Step S440, the unmanned aerial vehicle determines a fourth speed of the unmanned aerial vehicle at the current moment according to the distance between the unmanned aerial vehicle and the target for enclosure and the radius of an expected enclosure of the unmanned aerial vehicle cluster; the fourth speed is the speed of the unmanned aerial vehicle for surrounding the target;
the calculation formula of the fourth speed of the unmanned aerial vehicle at the current moment is as follows:
Figure BDA0003259585360000075
Figure BDA0003259585360000081
Figure BDA0003259585360000082
wherein v isitargetThe fourth speed of the ith unmanned aerial vehicle at the current moment, namely the speed item of tracking and capturing the target by the ith unmanned aerial vehicle, vfInitial velocity value for unmanned aerial vehicle tracking of target of enclosure, CtTo adjust the linear gain of the drone towards the fourth velocity component, ritargetIs the distance between the ith unmanned aerial vehicle and the target of enclosure, RentrapDesired enclosure radius for the drone swarm, atarget、ptargetIn order to be able to adjust the parameters,
Figure BDA0003259585360000083
and pointing the target for enclosure from the ith unmanned aerial vehicle in the direction of the target for enclosure relative to the ith unmanned aerial vehicle.
Step S450, determining the control speed of the unmanned aerial vehicle in the unmanned aerial vehicle cluster at the current moment according to the first speed, the second speed, the third speed and the fourth speed of the unmanned aerial vehicle.
The calculation formula of the control speed of the unmanned aerial vehicle at the current moment is as follows:
Figure BDA0003259585360000084
Figure BDA0003259585360000085
wherein the content of the first and second substances,
Figure BDA0003259585360000086
representing the theoretical speed of the ith drone,
Figure BDA0003259585360000087
indicating the control speed, v, of the ith unmanned plane at the current momentlimitRepresenting the speed cutoff of the drone.
In this embodiment, a speed cutoff value is introduced, and under the condition that the direction of the speed is not changed, if the calculated theoretical speed is greater than the speed cutoff value v of the unmanned aerial vehicle flightlimitThe magnitude of the control speed is set as a speed cutoff value, and the direction is still consistent with the theoretical speed.
It should be noted that after the unmanned aerial vehicle acquires the information of the enclosure target, the enclosure target is enclosed. In the process of approaching the enclosure target, the closer the unmanned aerial vehicle is to the enclosure target, the smaller the speed is, and the speed of the unmanned aerial vehicle needs to have a smooth attenuation, so that the unmanned aerial vehicle better conforms to the natural group motion law. In this embodiment, through each velocity component of stack, obtain unmanned aerial vehicle at the control speed of present moment.

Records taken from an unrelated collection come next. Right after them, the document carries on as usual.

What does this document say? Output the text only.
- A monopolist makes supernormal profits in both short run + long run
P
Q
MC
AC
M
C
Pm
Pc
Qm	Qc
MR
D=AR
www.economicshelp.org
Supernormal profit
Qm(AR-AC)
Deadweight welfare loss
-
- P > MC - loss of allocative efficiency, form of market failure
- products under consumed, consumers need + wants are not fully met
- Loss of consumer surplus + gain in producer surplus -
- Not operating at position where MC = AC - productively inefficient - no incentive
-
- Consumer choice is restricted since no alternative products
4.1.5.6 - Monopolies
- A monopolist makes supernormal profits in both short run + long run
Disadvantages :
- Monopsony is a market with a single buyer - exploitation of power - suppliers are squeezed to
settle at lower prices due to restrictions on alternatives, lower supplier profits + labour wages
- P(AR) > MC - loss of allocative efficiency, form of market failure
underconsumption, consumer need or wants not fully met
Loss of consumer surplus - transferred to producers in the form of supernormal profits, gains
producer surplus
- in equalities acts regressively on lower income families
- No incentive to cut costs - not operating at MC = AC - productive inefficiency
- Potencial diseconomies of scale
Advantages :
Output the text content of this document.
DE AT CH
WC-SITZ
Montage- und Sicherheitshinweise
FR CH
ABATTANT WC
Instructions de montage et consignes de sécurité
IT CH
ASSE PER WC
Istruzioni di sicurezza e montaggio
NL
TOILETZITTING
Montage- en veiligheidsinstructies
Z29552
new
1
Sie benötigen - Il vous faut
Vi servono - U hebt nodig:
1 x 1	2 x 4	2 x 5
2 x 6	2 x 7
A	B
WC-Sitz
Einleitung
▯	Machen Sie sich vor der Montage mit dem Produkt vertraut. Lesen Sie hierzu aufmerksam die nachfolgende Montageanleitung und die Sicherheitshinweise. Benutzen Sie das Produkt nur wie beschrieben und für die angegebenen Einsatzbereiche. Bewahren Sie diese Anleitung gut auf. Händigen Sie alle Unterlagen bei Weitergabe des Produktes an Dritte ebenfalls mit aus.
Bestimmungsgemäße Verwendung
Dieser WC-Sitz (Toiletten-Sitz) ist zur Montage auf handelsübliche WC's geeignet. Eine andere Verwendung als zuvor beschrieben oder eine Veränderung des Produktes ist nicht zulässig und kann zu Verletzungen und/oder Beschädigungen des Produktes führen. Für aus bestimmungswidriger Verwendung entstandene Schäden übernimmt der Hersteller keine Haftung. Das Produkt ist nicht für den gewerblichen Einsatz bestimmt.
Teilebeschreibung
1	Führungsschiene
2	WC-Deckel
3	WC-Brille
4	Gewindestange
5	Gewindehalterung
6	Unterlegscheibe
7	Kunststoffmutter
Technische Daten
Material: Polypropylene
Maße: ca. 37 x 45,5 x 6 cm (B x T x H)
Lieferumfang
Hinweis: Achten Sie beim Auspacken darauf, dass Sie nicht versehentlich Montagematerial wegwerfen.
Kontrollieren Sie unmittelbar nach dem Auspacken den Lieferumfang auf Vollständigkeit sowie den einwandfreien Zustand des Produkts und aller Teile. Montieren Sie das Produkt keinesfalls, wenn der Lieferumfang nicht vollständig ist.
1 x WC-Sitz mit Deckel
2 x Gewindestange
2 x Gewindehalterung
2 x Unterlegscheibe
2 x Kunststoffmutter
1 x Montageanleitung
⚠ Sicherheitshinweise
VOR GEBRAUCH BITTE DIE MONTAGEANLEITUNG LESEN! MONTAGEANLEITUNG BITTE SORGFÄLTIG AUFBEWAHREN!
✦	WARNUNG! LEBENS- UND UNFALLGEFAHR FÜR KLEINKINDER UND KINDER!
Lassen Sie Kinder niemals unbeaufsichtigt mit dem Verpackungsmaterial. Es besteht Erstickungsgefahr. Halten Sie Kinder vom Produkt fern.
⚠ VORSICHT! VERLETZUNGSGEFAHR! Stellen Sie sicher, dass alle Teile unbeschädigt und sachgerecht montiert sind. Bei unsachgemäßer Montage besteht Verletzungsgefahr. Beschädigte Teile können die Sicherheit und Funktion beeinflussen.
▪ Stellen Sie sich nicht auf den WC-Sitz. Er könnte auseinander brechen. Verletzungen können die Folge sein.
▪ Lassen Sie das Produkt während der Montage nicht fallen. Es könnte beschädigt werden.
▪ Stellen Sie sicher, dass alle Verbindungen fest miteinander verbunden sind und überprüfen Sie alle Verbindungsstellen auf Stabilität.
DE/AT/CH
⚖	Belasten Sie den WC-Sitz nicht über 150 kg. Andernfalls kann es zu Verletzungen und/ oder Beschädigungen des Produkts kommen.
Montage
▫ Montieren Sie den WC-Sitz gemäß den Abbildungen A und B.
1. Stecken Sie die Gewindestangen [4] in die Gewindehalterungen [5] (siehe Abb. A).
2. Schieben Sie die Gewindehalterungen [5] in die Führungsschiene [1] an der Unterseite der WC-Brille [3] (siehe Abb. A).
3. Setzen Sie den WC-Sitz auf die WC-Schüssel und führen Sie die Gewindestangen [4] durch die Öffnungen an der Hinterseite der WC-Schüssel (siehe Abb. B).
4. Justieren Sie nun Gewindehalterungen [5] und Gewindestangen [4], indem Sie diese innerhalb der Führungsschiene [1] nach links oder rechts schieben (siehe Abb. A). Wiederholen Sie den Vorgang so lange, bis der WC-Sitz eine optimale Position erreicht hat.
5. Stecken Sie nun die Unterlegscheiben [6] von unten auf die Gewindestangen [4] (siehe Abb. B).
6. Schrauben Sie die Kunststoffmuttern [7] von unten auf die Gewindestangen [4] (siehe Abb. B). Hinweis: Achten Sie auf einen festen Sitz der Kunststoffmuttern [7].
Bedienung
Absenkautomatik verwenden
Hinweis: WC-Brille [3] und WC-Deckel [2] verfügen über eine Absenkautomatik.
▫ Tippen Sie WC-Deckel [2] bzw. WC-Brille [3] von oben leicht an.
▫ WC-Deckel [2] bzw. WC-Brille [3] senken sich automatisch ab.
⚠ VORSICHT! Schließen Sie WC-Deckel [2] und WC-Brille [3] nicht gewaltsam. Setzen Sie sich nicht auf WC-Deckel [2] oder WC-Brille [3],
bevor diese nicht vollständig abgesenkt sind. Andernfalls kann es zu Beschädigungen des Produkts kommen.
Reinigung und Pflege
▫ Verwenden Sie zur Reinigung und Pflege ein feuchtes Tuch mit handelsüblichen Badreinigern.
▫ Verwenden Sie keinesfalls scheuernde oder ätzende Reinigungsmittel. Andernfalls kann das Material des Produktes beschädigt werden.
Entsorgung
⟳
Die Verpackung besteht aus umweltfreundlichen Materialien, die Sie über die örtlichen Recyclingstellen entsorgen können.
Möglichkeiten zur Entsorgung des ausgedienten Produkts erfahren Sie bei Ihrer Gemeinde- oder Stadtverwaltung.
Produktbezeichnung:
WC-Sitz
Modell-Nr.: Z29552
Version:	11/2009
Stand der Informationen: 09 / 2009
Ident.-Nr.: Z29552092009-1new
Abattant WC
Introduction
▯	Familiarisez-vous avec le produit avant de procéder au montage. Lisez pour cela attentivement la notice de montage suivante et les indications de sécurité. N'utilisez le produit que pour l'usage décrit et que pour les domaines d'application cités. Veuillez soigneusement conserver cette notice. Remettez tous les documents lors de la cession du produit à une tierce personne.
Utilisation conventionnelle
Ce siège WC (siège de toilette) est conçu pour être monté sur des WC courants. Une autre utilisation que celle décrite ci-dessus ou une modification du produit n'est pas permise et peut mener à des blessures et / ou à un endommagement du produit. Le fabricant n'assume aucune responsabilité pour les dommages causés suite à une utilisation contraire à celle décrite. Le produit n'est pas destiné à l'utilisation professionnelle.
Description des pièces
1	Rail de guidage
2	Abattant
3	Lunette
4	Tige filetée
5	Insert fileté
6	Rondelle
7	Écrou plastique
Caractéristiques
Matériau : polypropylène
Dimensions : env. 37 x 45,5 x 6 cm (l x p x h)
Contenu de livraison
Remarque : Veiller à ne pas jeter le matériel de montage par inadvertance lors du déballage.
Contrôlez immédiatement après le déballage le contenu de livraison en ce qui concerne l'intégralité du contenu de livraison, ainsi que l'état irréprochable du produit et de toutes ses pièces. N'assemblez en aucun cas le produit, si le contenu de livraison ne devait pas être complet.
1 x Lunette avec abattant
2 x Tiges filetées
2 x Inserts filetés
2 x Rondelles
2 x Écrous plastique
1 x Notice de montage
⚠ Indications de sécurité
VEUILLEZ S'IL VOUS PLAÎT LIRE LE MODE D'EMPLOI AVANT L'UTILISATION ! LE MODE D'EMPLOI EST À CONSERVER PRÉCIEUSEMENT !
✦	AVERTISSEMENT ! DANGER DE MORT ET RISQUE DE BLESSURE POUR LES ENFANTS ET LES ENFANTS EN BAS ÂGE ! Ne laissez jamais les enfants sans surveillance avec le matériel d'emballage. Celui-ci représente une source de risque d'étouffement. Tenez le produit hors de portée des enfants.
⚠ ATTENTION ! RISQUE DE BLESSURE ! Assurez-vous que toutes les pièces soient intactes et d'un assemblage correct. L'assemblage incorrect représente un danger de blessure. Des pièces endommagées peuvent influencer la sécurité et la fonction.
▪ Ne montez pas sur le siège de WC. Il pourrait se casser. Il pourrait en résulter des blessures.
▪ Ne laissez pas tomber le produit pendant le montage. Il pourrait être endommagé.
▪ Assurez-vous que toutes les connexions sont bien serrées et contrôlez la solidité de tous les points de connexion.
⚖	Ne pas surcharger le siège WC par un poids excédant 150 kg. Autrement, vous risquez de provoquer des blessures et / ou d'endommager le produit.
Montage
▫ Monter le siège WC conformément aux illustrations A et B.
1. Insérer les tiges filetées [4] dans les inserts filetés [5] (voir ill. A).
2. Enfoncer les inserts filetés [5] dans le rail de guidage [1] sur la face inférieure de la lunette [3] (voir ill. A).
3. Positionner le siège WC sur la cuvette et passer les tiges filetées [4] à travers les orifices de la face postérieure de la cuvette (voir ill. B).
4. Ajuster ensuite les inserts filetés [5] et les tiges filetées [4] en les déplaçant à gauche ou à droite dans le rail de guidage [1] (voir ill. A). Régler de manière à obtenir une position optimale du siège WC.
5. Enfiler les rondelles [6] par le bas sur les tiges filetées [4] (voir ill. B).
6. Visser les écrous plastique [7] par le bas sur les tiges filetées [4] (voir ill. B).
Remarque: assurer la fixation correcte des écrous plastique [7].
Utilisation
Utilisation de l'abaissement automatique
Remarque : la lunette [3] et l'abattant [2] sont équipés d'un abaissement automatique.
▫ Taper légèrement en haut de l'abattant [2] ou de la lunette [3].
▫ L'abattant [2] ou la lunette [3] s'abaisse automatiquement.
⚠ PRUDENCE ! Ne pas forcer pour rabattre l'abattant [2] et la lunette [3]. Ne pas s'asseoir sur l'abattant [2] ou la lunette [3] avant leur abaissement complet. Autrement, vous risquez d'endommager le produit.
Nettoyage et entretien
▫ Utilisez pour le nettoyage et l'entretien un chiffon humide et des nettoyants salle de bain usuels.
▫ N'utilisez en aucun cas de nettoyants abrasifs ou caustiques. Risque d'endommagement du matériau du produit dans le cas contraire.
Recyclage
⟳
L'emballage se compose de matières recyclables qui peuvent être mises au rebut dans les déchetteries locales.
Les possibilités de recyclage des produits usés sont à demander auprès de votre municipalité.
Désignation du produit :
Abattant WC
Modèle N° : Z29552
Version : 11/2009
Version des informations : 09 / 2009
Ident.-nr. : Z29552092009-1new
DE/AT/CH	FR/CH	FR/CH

Referring to fig. 3 to 5, in a simulation experiment, a drone swarm is used to capture a target, and the drone swarm is walked in a field by using a levy flight algorithm.
Referring to fig. 3, in one scenario, the unmanned aerial vehicle can closely capture obstacles in a narrow traffic space, and the capture form thereof can be adaptively adjusted along with the environment.
Referring to fig. 4, in a nine-grid scene, the unmanned aerial vehicle can flexibly change the direction in an environment full of obstacles, so that the obstacles are avoided, and a good enclosure effect is realized.
Referring to fig. 5 in combination, it can be seen that:
1. the unmanned aerial vehicle self-adaptive grouping captures the targets, the unmanned aerial vehicles capturing each target cannot be too many or too few, when the two targets approach, the unmanned aerial vehicle group can make an autonomous decision according to the current information, and new groups are formed in order.
2. Unmanned aerial vehicle and target can realize not bumping into each other, and unmanned aerial vehicle also can not touch the barrier.
3. The surrounding and catching form of the unmanned aerial vehicle can be adjusted along with the environment in a self-adaptive mode.
4. The drone forms a tight and uniform enclosure to the target with the flight status of the nature-like population.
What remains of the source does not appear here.